I am using the twitteR package in R to extract tweets based on their ids. But I am unable to do this for multiple tweet ids without hitting either a rate limit
I have come across the same issue recently. For retrieving tweets in bulk, Twitter recommends using the lookup
-method provided by its API. That way you can get up to 100 tweets per request.
Unfortunately, this has not been implemented in the twitteR
package yet; so I've tried to hack together a quick function (by re-using lots of code from the twitteR
package) to use that API method:
lookupStatus <- function (ids, ...){
lapply(ids, twitteR:::check_id)
batches <- split(ids, ceiling(seq_along(ids)/100))

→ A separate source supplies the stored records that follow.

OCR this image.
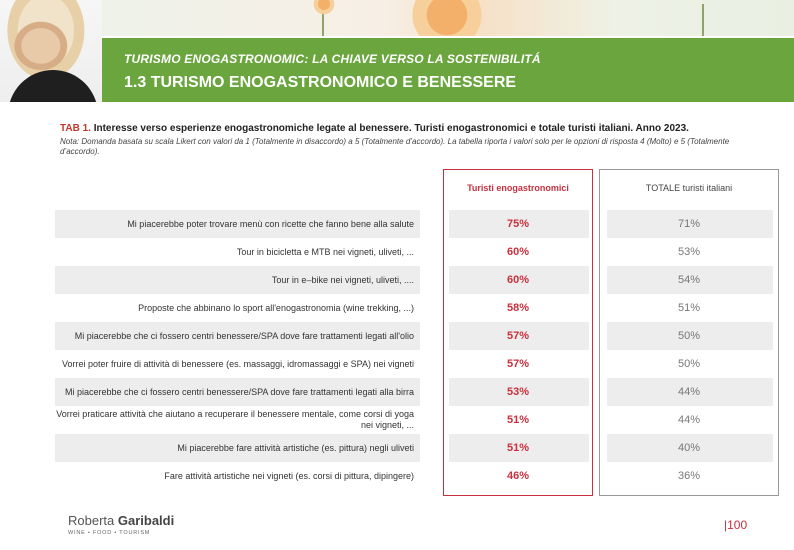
TURISMO ENOGASTRONOMIC: LA CHIAVE VERSO LA SOSTENIBILITÁ
1.3 TURISMO ENOGASTRONOMICO E BENESSERE
TAB 1. Interesse verso esperienze enogastronomiche legate al benessere. Turisti enogastronomici e totale turisti italiani. Anno 2023.
Nota: Domanda basata su scala Likert con valori da 1 (Totalmente in disaccordo) a 5 (Totalmente d’accordo). La tabella riporta i valori solo per le opzioni di risposta 4 (Molto) e 5 (Totalmente d’accordo).
Turisti enogastronomici	TOTALE turisti italiani
Mi piacerebbe poter trovare menù con ricette che fanno bene alla salute	75%	71%
Tour in bicicletta e MTB nei vigneti, uliveti, ...	60%	53%
Tour in e–bike nei vigneti, uliveti, ....	60%	54%
Proposte che abbinano lo sport all'enogastronomia (wine trekking, ...)	58%	51%
Mi piacerebbe che ci fossero centri benessere/SPA dove fare trattamenti legati all'olio	57%	50%
Vorrei poter fruire di attività di benessere (es. massaggi, idromassaggi e SPA) nei vigneti	57%	50%
Mi piacerebbe che ci fossero centri benessere/SPA dove fare trattamenti legati alla birra	53%	44%
Vorrei praticare attività che aiutano a recuperare il benessere mentale, come corsi di yoga nei vigneti, ...	51%	44%
Mi piacerebbe fare attività artistiche (es. pittura) negli uliveti	51%	40%
Fare attività artistiche nei vigneti (es. corsi di pittura, dipingere)	46%	36%
Roberta Garibaldi
WINE • FOOD • TOURISM
|100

results <- lapply(batches, function(batch) {
params <- parseIDs(batch)
statuses <- twitteR:::twInterfaceObj$doAPICall(paste("statuses", "lookup",
sep = "/"),
params = params, ...)
twitteR:::import_statuses(statuses)
})
return(unlist(results))
}
parseIDs <- function(ids){
id_list <- list()
if (length(ids) > 0) {
id_list$id <- paste(ids, collapse = ",")
}
return(id_list)
}
Make sure that your vector of ids
is of class character
(otherwise there can be a some problems with very large IDs).
Use the function like this:
ids <- c("432656548536401920", "332526548546401821")
tweets <- lookupStatus(ids, retryOnRateLimit=100)
Setting a high retryOnRateLimit
ensures you get all your tweets, even if your vector of IDs has more than 18,000 entries (100 IDs per request, 180 requests per 15-minute window).
As usual, you can turn the tweets into a data frame with twListToDF(tweets)
.